Hi, we’re Sam and Kartik – a computer science at the University of Bristol in England, and a computational physics student at the University of Waterloo in Canada. This past Valentine’s Day, we decided to embrace the engineer’s stereotype and spend it at the University of Pennsylvania, coding up a cool creation as part of the PennApps hackathon.

After a very hectic 36 hours of coding we presented our hack – Leapouts, a collaborative 3D model builder, controlled with Leap Motion interaction, that runs inside a Google Hangout. We’ve made a demo available for you to try at leapouts.com. But how did we build it over a weekend without ever having used the Leap Motion API, Firebase, or Three.js before?

We ♥ hackathons

One of the best things about hackathons is that they give you an opportunity to work with tech you haven’t used before, or focus on the part of a project that is not normally your speciality. In past internships and hackathons, we’ve both worked on very backend and algorithm-heavy products, but at PennApps we decided to change that. Part of a hackathon is working outside your comfort zone, so we decided to try a hardware project and ended up making an all front-end graphics-focused Javascript hack using Leap Motion Controllers.

So you might be thinking, "how did a student from England and a student from Canada end up getting to know each other?" We met because Kartik is bad at setting up Facebook events. Last summer we both interned at companies in the Bay Area. On a Friday near the beginning of the summer, Kartik meant to post a dinner event to the Waterloo interns Facebook group, but accidentally posted it to the humongous 5000-person group containing all the Bay Area interns.

Sam was one of the 60-or-so people that ended up coming to what was meant to be a 10-person dinner. After that, we became good friends through a shared appreciation for the finer things in life – like hackathons and action movies with lots of explosions.

From the jaws of defeat

As is usually the case at hackathons, Leapouts was not our first idea. Originally, we were working separately on different projects, but encountered various issues. At this point it was about 6AM on Saturday, and after drowning our sorrows in coffee and donuts, we decided to make Leapouts. This gave all the other teams a 10-hour headstart, so to catch up we had to use some (what can only be described as) ‘hacky’ coding methods. But, then again, that’s the whole point of a hackathon.

Our initial goal with Leapouts was to make a collaborative 3D model builder, and in 26 hours, we more or less achieved that. By the time the presentations rolled around, we had added a unique spin on the 3D model builder. Instead of just having a shared 3D plane to build on, we embedded Leapouts into Google Hangouts. Everyone in the Hangout gets automatic access to the model builder without any tricky authentication or extra logins during a video chat.

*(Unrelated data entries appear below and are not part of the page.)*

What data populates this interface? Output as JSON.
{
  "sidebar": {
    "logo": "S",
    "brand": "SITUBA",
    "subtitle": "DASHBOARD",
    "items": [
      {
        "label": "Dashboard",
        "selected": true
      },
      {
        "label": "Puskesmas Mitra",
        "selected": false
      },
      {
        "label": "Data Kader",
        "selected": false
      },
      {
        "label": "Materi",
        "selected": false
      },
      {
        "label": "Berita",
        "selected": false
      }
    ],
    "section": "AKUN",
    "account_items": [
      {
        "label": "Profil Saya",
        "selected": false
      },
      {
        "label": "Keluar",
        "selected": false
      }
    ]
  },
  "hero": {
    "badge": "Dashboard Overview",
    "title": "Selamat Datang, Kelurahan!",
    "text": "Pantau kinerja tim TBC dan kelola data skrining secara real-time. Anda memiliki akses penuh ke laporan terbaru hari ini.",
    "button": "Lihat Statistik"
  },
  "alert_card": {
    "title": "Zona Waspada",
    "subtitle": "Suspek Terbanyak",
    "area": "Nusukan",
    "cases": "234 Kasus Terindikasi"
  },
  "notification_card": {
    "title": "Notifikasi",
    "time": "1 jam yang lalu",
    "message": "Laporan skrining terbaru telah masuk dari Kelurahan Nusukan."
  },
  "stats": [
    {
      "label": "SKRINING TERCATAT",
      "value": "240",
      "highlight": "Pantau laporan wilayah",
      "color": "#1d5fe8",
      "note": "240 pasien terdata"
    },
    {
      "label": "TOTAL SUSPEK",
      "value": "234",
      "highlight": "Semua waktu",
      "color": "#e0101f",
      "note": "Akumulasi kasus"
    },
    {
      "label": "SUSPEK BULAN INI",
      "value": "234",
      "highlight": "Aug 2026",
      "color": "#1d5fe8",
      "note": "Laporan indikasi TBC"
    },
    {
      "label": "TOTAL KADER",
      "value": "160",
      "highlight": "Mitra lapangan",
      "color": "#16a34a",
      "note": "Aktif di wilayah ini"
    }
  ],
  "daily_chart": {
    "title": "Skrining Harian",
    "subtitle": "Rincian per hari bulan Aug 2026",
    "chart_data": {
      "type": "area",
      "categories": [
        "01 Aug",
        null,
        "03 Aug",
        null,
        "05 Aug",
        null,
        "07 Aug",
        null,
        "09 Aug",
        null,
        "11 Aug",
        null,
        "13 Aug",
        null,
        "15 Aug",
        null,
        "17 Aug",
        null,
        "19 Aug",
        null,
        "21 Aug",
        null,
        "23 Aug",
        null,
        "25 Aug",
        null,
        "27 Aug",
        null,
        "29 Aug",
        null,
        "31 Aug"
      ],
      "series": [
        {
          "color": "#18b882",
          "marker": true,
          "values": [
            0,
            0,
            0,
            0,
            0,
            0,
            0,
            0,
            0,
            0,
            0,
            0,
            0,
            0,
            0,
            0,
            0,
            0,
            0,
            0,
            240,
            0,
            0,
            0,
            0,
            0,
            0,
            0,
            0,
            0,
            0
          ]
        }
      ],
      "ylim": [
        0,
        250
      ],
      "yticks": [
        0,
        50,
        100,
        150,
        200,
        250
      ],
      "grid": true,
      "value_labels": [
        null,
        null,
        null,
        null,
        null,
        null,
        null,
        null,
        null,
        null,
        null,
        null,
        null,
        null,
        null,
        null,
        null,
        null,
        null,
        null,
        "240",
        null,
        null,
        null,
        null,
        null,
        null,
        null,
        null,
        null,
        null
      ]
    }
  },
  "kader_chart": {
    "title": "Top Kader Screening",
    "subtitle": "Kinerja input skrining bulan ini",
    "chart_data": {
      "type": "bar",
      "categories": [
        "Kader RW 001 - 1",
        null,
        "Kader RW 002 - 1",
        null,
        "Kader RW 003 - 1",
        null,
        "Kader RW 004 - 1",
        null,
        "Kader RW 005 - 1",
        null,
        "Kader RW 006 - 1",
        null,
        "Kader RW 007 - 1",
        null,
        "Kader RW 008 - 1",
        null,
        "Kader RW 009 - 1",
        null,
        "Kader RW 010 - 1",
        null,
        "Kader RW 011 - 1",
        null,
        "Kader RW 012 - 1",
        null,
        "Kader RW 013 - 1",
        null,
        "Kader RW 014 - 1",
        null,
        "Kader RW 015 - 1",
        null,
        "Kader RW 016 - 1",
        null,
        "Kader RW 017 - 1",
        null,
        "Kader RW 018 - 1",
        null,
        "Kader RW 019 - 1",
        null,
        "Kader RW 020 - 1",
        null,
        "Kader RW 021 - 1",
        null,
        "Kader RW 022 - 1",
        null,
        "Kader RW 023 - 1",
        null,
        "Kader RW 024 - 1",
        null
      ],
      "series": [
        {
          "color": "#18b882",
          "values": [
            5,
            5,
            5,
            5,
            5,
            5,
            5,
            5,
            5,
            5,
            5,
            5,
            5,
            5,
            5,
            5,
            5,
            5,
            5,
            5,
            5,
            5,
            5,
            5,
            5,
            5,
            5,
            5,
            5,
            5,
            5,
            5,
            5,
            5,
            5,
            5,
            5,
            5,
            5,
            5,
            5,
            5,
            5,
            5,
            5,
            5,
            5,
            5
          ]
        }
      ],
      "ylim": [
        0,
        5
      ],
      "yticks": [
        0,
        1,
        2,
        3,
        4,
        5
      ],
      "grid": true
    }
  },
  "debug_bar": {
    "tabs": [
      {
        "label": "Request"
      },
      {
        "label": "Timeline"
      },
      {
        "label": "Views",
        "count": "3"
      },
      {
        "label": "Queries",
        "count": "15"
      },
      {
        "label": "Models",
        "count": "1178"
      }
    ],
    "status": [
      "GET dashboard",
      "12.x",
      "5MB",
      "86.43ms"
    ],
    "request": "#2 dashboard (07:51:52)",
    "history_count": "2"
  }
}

When users load up a Hangout, at first they see a blank plane, which can be moved around with the Leap Motion Controller. The spacebar cycles through available 3D shapes, and ‘n’ adds them to the scene. Pointing at a shape highlights it, indicating that it’s selected. It can then be moved around and resized in the scene using the Leap Motion Controller.

Building Leapouts

The tech:

  • Three.js for the scene
  • LeapJS for control
  • Firebase for synchronisation and monitoring state change
  • ThreeLeapControls for a simplified interface between the Leap Motion Controller and Three.js objects

One of the core problems our hack tackled was cross-machine scene synchronisation. Unfortunately, very few 3D modelling libraries are built with this use-case in mind, so we had to resort to some dirty hacks. Not to mention, it was our first time using Three.js!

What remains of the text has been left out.